À l’heure où l’État déploie la 8ᵉ Brigade de CRS et instaure un couvre-feu en Martinique, l’île semble entrer dans une crise sociale et économique dure.
Encore et toujours, la question de la vie chère rythme le mécontentement sur cette île de 360 000 habitants. Il faut dire que du Lamentin à Basse-Pointe, les Martiniquais sont quotidiennement soumis à des prix sans commune mesure avec la France métropolitaine : un simple pack de bouteilles d’eau coutera entre 5 et 10 € contre entre 2 et 3 € pour la Métropole, un paquet de couches pourra facilement avoisiner les 25 € contre 18 €. Plus globalement, les prix alimentaires sont en moyenne 40 % plus élevés que dans l’Hexagone…
Un cadre budgétaire européen à 5 804 km
Quand on sait que 27 % des ménages martiniquais vivent sous le seuil de pauvreté, contre 14,4 % en Métropole, il est évident que cette différence de prix impacte d’autant plus une population martiniquaise qui doit déjà subir les sous-investissements chroniques de ses infrastructures publiques.
Pourtant, ce problème ne date pas d’hier : lorsque l’on regarde les grands mouvements sociaux ayant frappé la Martinique, on ne peut qu’être marqué par la récurrence des revendications portant sur une inflation excessive. Derrière cette vie chère structurante en Martinique, on trouve en réalité les conséquences directes de l’intégration forcée de l’île à l’économie européenne et de la domination d’une bourgeoisie coloniale.
Intégrée à l’espace européen de longue date, la Martinique est considérée dès le Traité de Rome de 1957 comme une « région ultrapériphérique » des institutions européennes. L’Île connaît ainsi le même processus d’intégration économique et commerciale que le reste des territoires français, et cela, malgré une distance de 5 804 km. Parallèlement, la Martinique est extrêmement dépendante des importations, avec une balance commerciale dont le déficit n’a cessé d’augmenter d’année en année (la Martinique passe ainsi d’un solde d’échange de -2205 millions d’euros en 2015 à -3 004 millions d’euros en 2023.), ainsi que la Métropole et l’Union européenne pour partenaires privilégiés.
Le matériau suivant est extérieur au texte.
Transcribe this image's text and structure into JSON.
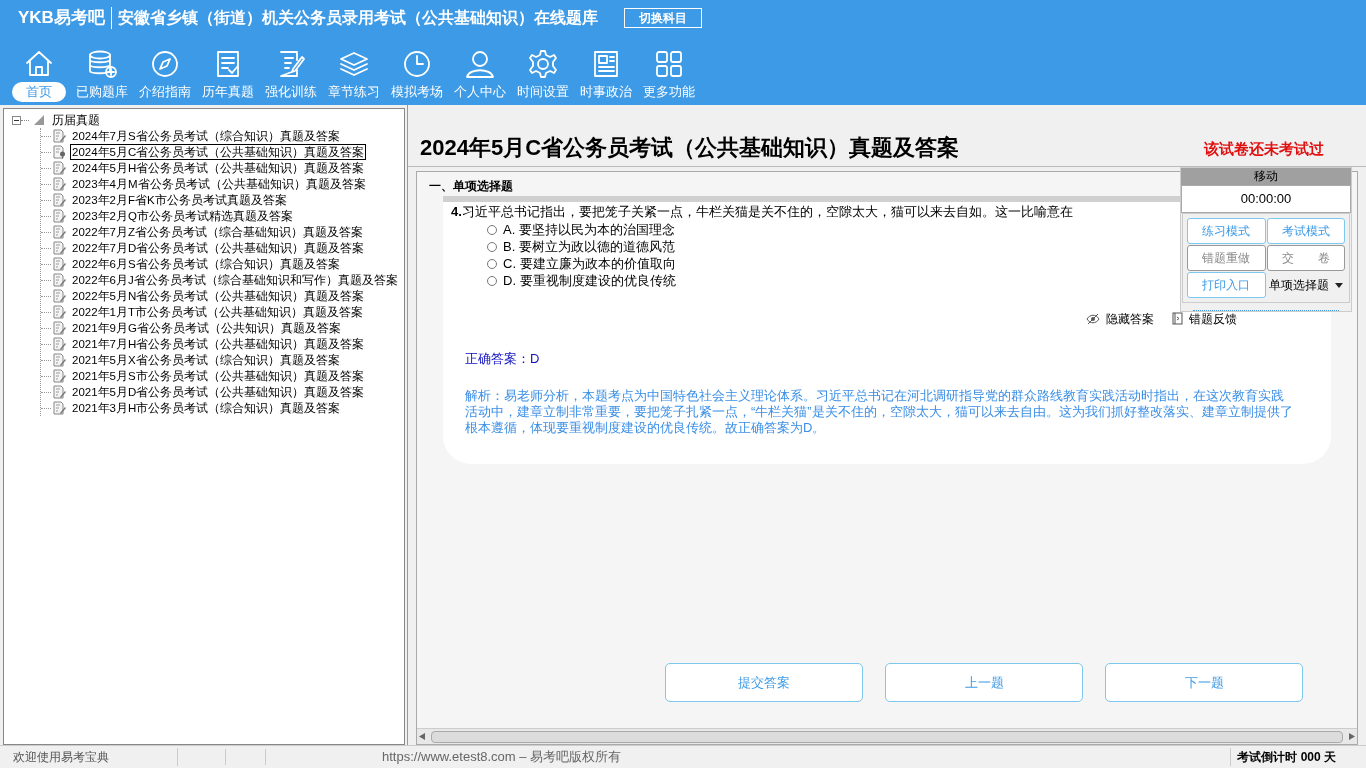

Des monopoles qui font leur loi
Si ces importations viennent augmenter les prix du fait de coûts de transports importants, elles ne sont pas pour autant le facteur central à des prix excessivement hauts.
En effet, la structure économique de la Martinique est marquée par la prévalence d’importants monopoles, souvent contrôlés par la bourgeoisie locale issue des descendants des premiers colons esclavagistes. Des groupes comme le Groupe Bernard Hayot (première fortune de l’Île), Safo, ou encore CréO, détiennent la majorité des grandes entreprises présentes en Martinique, tout particulièrement dans le secteur de la distribution. Ces sociétés, à la gestion souvent opaque, imposent des prix toujours plus élevés aux consommateurs martiniquais, avec une tendance à facturer chaque étape dans la production, l’acheminement et la distribution des produits présents sur le marché martiniquais.
Invoquant généralement « l’octroi de mer », une taxe ancienne datant de la période coloniale, pour justifier la différence de prix entre la Métropole et la Martinique, les grands monopoles martiniquais agissent également avec la complicité de l’État français. Il faut dire que la bourgeoisie martiniquaise a toujours été perçue par la Métropole comme un relais sur lequel s’appuyer : des grands remboursements liés à l’abolition de l’esclavage de 1848 aux subventions ayant ponctué la seconde moitié du XXe siècle, celle-ci a su profiter d’une aide constante de l’État français qui aura appuyé sa domination économique sur l’île.
Dans ces conditions, il n’est pas étonnant de voir la brutalité avec laquelle l’État répond au mouvement social que connaît actuellement la Martinique : si la majorité des syndicats et partis progressistes martiniquais sont mobilisés aux côtés de la population pour faire entendre le problème de la vie chère, il s’agit désormais d’une confrontation directe avec les intérêts des principaux relais de Paris à Fort-de-France.